German banks agree to help bail out Greece
Germany said Thursday its banks will take part in a second Greek debt rescue package, a move aimed at soothing voter unease about paying the lion's share of what will be the eurozone's fourth bailout.
The exact details, however, remain to be hammered out, with banks and insurers saying after a meeting with the government in Berlin that they would take part "within the economic and legal possibilities."
"I'm happy that the representatives of the financial sector have said they are ready to participate in a European package for a second aid programme for Greece," Finance Minister Wolfgang Schaeuble told reporters in Berlin.
He said the German finance sector had agreed to extend the maturities of around 3.2 billion euros ($4.6 billion) in Greek bonds due to expire between now and 2014.
This included some two billion euros held by German banks and insurance firms, and around 1.2 billion euros held by so-called 'bad banks', a hangover from the 2008-09 global financial crisis, Schaeuble told a news conference.
He said German banks held in total around 10 billion euros in Greek bonds, 55 percent of which do not expire until after 2020, showing that they "were already contributing to the long-term stability of Greece."

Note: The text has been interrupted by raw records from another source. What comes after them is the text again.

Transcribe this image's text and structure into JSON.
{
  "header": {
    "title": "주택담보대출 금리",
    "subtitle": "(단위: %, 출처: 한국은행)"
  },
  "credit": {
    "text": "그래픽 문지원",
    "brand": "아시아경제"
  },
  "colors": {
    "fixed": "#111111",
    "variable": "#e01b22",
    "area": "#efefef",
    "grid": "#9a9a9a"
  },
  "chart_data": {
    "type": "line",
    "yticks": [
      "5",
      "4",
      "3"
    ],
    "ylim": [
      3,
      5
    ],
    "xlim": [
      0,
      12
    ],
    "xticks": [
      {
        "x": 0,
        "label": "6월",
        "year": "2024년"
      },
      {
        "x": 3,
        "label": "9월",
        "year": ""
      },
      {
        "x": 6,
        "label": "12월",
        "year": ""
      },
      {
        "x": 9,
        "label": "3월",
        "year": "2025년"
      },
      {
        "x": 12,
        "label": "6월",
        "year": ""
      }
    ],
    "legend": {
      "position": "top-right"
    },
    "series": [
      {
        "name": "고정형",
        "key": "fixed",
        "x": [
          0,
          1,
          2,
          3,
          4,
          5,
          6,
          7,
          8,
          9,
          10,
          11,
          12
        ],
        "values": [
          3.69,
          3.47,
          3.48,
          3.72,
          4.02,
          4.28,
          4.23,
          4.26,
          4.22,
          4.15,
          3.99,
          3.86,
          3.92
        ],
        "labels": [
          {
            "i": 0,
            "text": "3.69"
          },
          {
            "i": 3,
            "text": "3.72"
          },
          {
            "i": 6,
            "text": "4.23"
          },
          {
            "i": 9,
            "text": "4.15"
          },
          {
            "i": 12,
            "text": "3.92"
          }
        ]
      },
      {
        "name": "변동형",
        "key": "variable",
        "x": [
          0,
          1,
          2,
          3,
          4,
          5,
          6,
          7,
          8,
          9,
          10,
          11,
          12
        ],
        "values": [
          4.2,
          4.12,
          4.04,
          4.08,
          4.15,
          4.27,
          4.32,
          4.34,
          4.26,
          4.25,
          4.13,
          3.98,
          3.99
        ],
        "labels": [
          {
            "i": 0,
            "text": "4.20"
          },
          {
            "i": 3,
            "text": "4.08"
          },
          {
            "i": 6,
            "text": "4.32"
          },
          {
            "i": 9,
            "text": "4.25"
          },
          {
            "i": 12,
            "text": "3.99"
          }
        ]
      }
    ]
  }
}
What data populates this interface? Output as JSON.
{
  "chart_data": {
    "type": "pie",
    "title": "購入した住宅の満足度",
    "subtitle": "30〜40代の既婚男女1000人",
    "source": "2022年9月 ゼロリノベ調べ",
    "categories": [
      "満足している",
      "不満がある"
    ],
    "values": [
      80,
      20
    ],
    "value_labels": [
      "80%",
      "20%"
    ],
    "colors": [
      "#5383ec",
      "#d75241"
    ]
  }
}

"I am confident that we will have a solution by Sunday (when eurozone finance ministers meet in Brussels) and then we'll work further on the follow-up to the decisions over the coming weeks," Schaeuble said.
The banks cautioned in turn that their "voluntary" but "substantial" contribution would only be forthcoming if "other decisive investors ... also take part within a binding and verifiable European package.
"In this way German institutions are contributing to the financing of the Hellenic Republic in line with their European responsibilities," a statement said.
Josef Ackermann, chief executive of Deutsche Bank, said: "We are of the opinion that Greece must be helped ... We are ready to do so."
Ackermann said that the German groups chose to follow the outline of a proposed deal with French banks announced by President Nicolas Sarkozy earlier this week.
That arrangement involved French banks agreeing for maturities on some Greek government bonds to be extended by 30 years.
"But we must still add some modifications," Ackermann cautioned in a joint news conference with Schaeuble.
On Wednesday, the Greek parliament approved in a critical vote a 28-billion-euro austerity package demanded by its creditors for a 12-billion-euro lifeline to stop Athens defaulting on its sovereign debt.
Passed by MPs amid clashes between Greek demonstrators and police, the funds are part of a 110-billion-euro aid package agreed last year with the European Union (EU) and the International Monetary Fund (IMF).
Greece now needs a second bailout of around the same amount but Germany, the EU's main paymaster, has been pressing for private sector creditors to shoulder their share of the burden by extending maturities on Greek bonds they hold.
Merkel told bankers in a speech on Wednesday: "If you want to be able to continue working in stable countries, then lend us a hand and do so with a modicum of goodwill."
But there are concerns that rating agencies will see any rollover of Greek debt by banks and insurers as non-voluntary and declare Greece in default, something which some observers fear could be calamitous for the global economy.